Your question asks for the Riemann surface $Y$ of $\sqrt[4] {f(z)}$ with $f(z) = z^4-1$, notably for its genus $g(Y)$.
Hence we work with compact Riemann surfaces. We start with the Riemann surface $X = \mathbb P^1$ and the polynomial
$$P(T) = T^4 - f(z) \in \mathscr M(X)[T]$$
over the field $\mathscr M(X)$ of meromorphic functions on projective space $\mathbb P^1.$ Note that the holomorphic function $f(z)$ is a polynomial of degree $4$. It can be considered a meromorphic function on $X$ with a pole of order $4$ at $\infty \in X$.
The polynomial $P(T) \in \mathscr M(X)[T]$ is irreducible, because its discriminant $\Delta \in \mathscr M(X)$ does not vanish identically.
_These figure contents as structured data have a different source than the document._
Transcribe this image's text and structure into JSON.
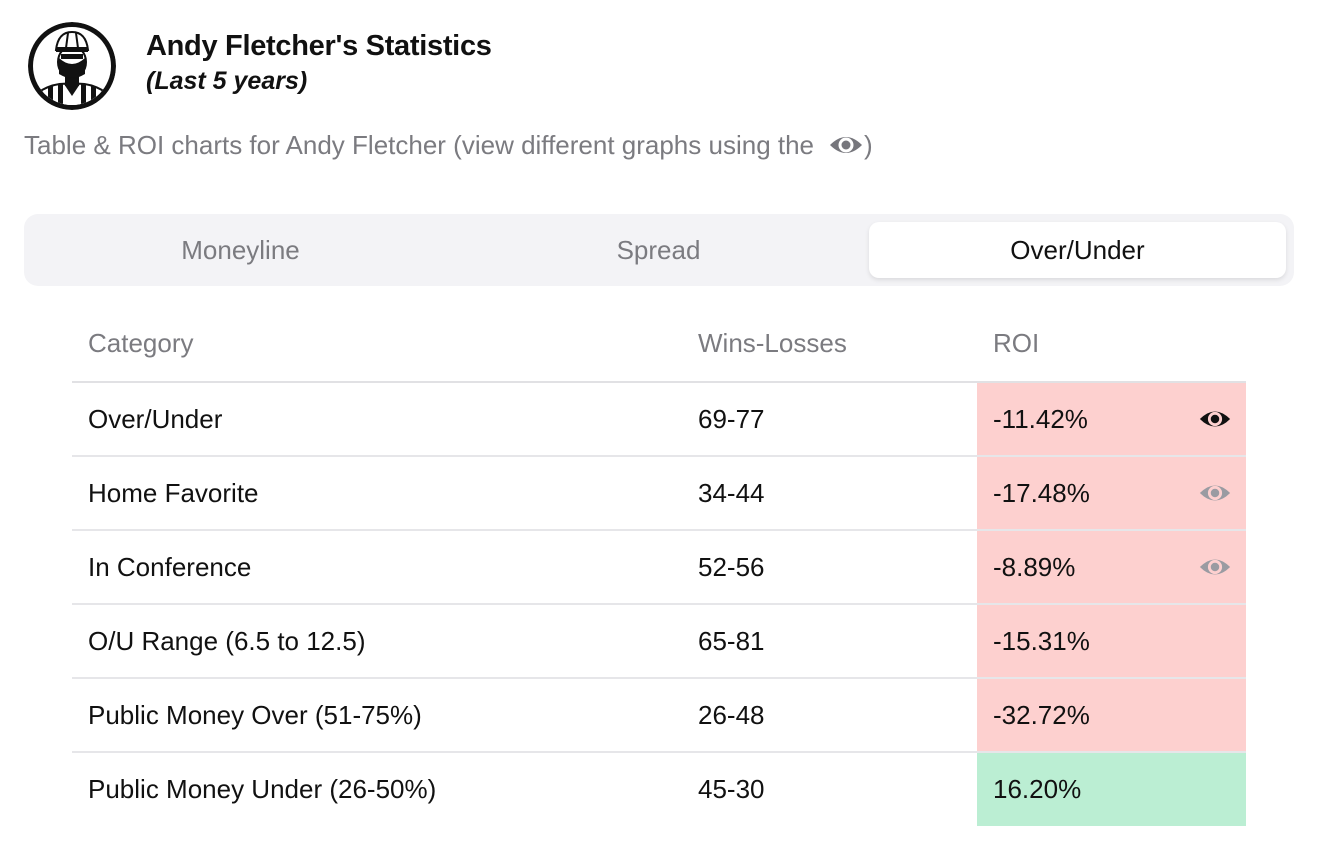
{
  "header": {
    "title": "Andy Fletcher's Statistics",
    "subtitle": "(Last 5 years)",
    "avatar_icon": "referee-avatar"
  },
  "description": {
    "text": "Table & ROI charts for Andy Fletcher (view different graphs using the",
    "icon": "eye-icon",
    "closing": ")"
  },
  "tabs": [
    {
      "label": "Moneyline",
      "active": false
    },
    {
      "label": "Spread",
      "active": false
    },
    {
      "label": "Over/Under",
      "active": true
    }
  ],
  "table": {
    "columns": [
      "Category",
      "Wins-Losses",
      "ROI"
    ],
    "rows": [
      {
        "category": "Over/Under",
        "record": "69-77",
        "roi": "-11.42%",
        "status": "negative",
        "eye": "active"
      },
      {
        "category": "Home Favorite",
        "record": "34-44",
        "roi": "-17.48%",
        "status": "negative",
        "eye": "inactive"
      },
      {
        "category": "In Conference",
        "record": "52-56",
        "roi": "-8.89%",
        "status": "negative",
        "eye": "inactive"
      },
      {
        "category": "O/U Range (6.5 to 12.5)",
        "record": "65-81",
        "roi": "-15.31%",
        "status": "negative",
        "eye": "none"
      },
      {
        "category": "Public Money Over (51-75%)",
        "record": "26-48",
        "roi": "-32.72%",
        "status": "negative",
        "eye": "none"
      },
      {
        "category": "Public Money Under (26-50%)",
        "record": "45-30",
        "roi": "16.20%",
        "status": "positive",
        "eye": "none"
      }
    ]
  },
  "colors": {
    "negative_bg": "#fdd0cf",
    "positive_bg": "#bbeed3",
    "muted_text": "#7b7b80",
    "eye_active": "#111111",
    "eye_inactive": "#9a9ba2"
  }
}
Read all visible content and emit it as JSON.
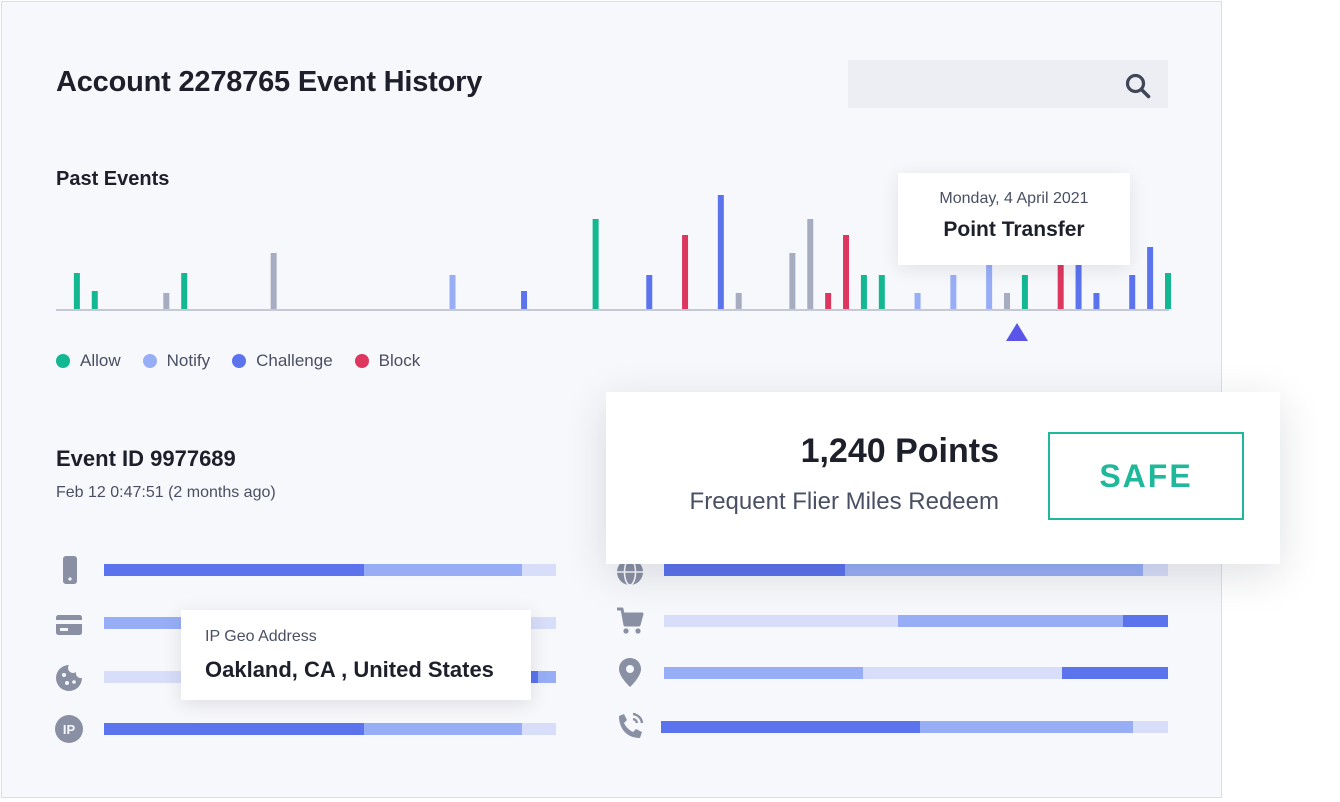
{
  "header": {
    "title": "Account 2278765 Event History"
  },
  "search": {
    "placeholder": ""
  },
  "past_events": {
    "title": "Past Events",
    "tooltip": {
      "date": "Monday, 4 April 2021",
      "event": "Point Transfer"
    }
  },
  "legend": [
    {
      "label": "Allow",
      "color": "#13b893"
    },
    {
      "label": "Notify",
      "color": "#97aef7"
    },
    {
      "label": "Challenge",
      "color": "#5c73ee"
    },
    {
      "label": "Block",
      "color": "#dd3760"
    }
  ],
  "chart_data": {
    "type": "bar",
    "title": "Past Events",
    "colors": {
      "allow": "#13b893",
      "notify": "#97aef7",
      "challenge": "#5c73ee",
      "block": "#dd3760",
      "neutral": "#a6adc0"
    },
    "series": [
      {
        "x": 1,
        "value": 36,
        "category": "allow"
      },
      {
        "x": 2,
        "value": 18,
        "category": "allow"
      },
      {
        "x": 6,
        "value": 16,
        "category": "neutral"
      },
      {
        "x": 7,
        "value": 36,
        "category": "allow"
      },
      {
        "x": 12,
        "value": 56,
        "category": "neutral"
      },
      {
        "x": 22,
        "value": 34,
        "category": "notify"
      },
      {
        "x": 26,
        "value": 18,
        "category": "challenge"
      },
      {
        "x": 30,
        "value": 90,
        "category": "allow"
      },
      {
        "x": 33,
        "value": 34,
        "category": "challenge"
      },
      {
        "x": 35,
        "value": 74,
        "category": "block"
      },
      {
        "x": 37,
        "value": 114,
        "category": "challenge"
      },
      {
        "x": 38,
        "value": 16,
        "category": "neutral"
      },
      {
        "x": 41,
        "value": 56,
        "category": "neutral"
      },
      {
        "x": 42,
        "value": 90,
        "category": "neutral"
      },
      {
        "x": 43,
        "value": 16,
        "category": "block"
      },
      {
        "x": 44,
        "value": 74,
        "category": "block"
      },
      {
        "x": 45,
        "value": 34,
        "category": "allow"
      },
      {
        "x": 46,
        "value": 34,
        "category": "allow"
      },
      {
        "x": 48,
        "value": 16,
        "category": "notify"
      },
      {
        "x": 50,
        "value": 34,
        "category": "notify"
      },
      {
        "x": 52,
        "value": 44,
        "category": "notify"
      },
      {
        "x": 53,
        "value": 16,
        "category": "neutral"
      },
      {
        "x": 54,
        "value": 34,
        "category": "allow"
      },
      {
        "x": 56,
        "value": 44,
        "category": "block"
      },
      {
        "x": 57,
        "value": 44,
        "category": "challenge"
      },
      {
        "x": 58,
        "value": 16,
        "category": "challenge"
      },
      {
        "x": 60,
        "value": 34,
        "category": "challenge"
      },
      {
        "x": 61,
        "value": 62,
        "category": "challenge"
      },
      {
        "x": 62,
        "value": 36,
        "category": "allow"
      }
    ],
    "x_range": [
      0,
      62
    ],
    "y_range": [
      0,
      120
    ],
    "selected_x": 54
  },
  "event": {
    "id": "Event ID 9977689",
    "time": "Feb 12 0:47:51 (2 months ago)"
  },
  "ip_geo": {
    "label": "IP Geo Address",
    "value": "Oakland, CA , United States"
  },
  "points_card": {
    "points": "1,240 Points",
    "program": "Frequent Flier Miles Redeem",
    "status": "SAFE",
    "status_color": "#1fb89b"
  },
  "signals": {
    "palette": {
      "dark": "#5c73ee",
      "mid": "#97aef7",
      "light": "#d8def9"
    },
    "left": [
      {
        "icon": "phone-icon",
        "segments": [
          [
            "dark",
            0.575
          ],
          [
            "mid",
            0.35
          ],
          [
            "light",
            0.075
          ]
        ]
      },
      {
        "icon": "credit-card-icon",
        "segments": [
          [
            "mid",
            0.17
          ],
          [
            "light",
            0.83
          ]
        ]
      },
      {
        "icon": "cookie-icon",
        "segments": [
          [
            "light",
            0.94
          ],
          [
            "dark",
            0.02
          ],
          [
            "mid",
            0.04
          ]
        ]
      },
      {
        "icon": "ip-icon",
        "segments": [
          [
            "dark",
            0.575
          ],
          [
            "mid",
            0.35
          ],
          [
            "light",
            0.075
          ]
        ]
      }
    ],
    "right": [
      {
        "icon": "globe-icon",
        "segments": [
          [
            "dark",
            0.36
          ],
          [
            "mid",
            0.59
          ],
          [
            "light",
            0.05
          ]
        ]
      },
      {
        "icon": "cart-icon",
        "segments": [
          [
            "light",
            0.465
          ],
          [
            "mid",
            0.445
          ],
          [
            "dark",
            0.09
          ]
        ]
      },
      {
        "icon": "location-pin-icon",
        "segments": [
          [
            "mid",
            0.395
          ],
          [
            "light",
            0.395
          ],
          [
            "dark",
            0.21
          ]
        ]
      },
      {
        "icon": "phone-call-icon",
        "segments": [
          [
            "dark",
            0.51
          ],
          [
            "mid",
            0.42
          ],
          [
            "light",
            0.07
          ]
        ]
      }
    ]
  }
}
By the general theory (Theorem 8.9) a compact Riemann surface $Y$, a proper holomorphic covering
$$\pi:Y \longrightarrow X$$
of degree $4$ and a meromorphic function $F \in \mathscr M(Y)$ with $(\pi^*P)(F) = 0$ exist. The latter means
$$F^4(y) = f (p(y)) \ for \ all \ y \in Y.$$
It explains why the triple $(Y,\pi, F)$ is named the Riemann surface defined by $P(T)$ and why the algebraic function $F$ is named the $4$-th root of f. The triple $(Y, \pi, F)$ is uniquely determined up to canonical isomorphy.
We compute the genus $g(Y)$ by the Riemann-Hurwitz formula
$$g(Y) = (b/2) + n * (g(X) - 1) + 1$$
with $n = 4$, $g(X) = 0$ and $b$ the total branching order of $\pi$. The image of the branch divisor of $\pi$ is the set
$$A := \{1,-1, i, -i, \infty\} \subset X.$$
For each $a \in A, a \neq \infty$, on a small simply connected neighbourhood $U_a \subset X$ of $a$ we have $f(z) = (z - a) * g_a(z)$ with
$$g_a(z) = \prod_{x \in A - \{a \} } (z-x)$$
holomorphic without zeroes. Hence a holomorphic function $h_a$ in $U_a$ exists with $g_a(z) = h_a^4(z)$. And for $z \in U_a$ holds
$$f(z) = (z-a) * h_a^4(z).$$
With $U_a^* := U_a - \{a \}$ the restriction $\pi \ | \pi^{-1}(U_a^*) \longrightarrow U_a^*$ is an unbranched 4-fold covering and $\# \pi^{-1}(a) = 1$. The branching order of $\pi$ at $y \in \pi^{-1}(a)$ is $4 -1 = 3$.
On the other hand, on a small simply connected neighbourhood $U_{\infty} \subset X$ of $\infty \in X$ we have $f(z) = z^4*g_{\infty}(z)$ with $g_{\infty}(z)= 1 - (1/z^4)$ holomophic and without zeroes. Hence
$$f(z) = h_{\infty}^4(z)$$
with a meromorphic function $h_{\infty}$ on $U_{\infty}$. The restriction $\pi \ | \ \pi^{-1}(U_{\infty}) \longrightarrow U_{\infty}$ splits into $4$ disjoint coverings, each of degree 1. We obtain $\# \pi^{-1}(\infty) = 4$, and $\pi$ has branching order $0$ at every point $y\in \pi^{-1}(\infty)$.
Summing up we get $b = 4 * 3 = 12$ and $g(Y) = 6 -4 + 1 = 3$.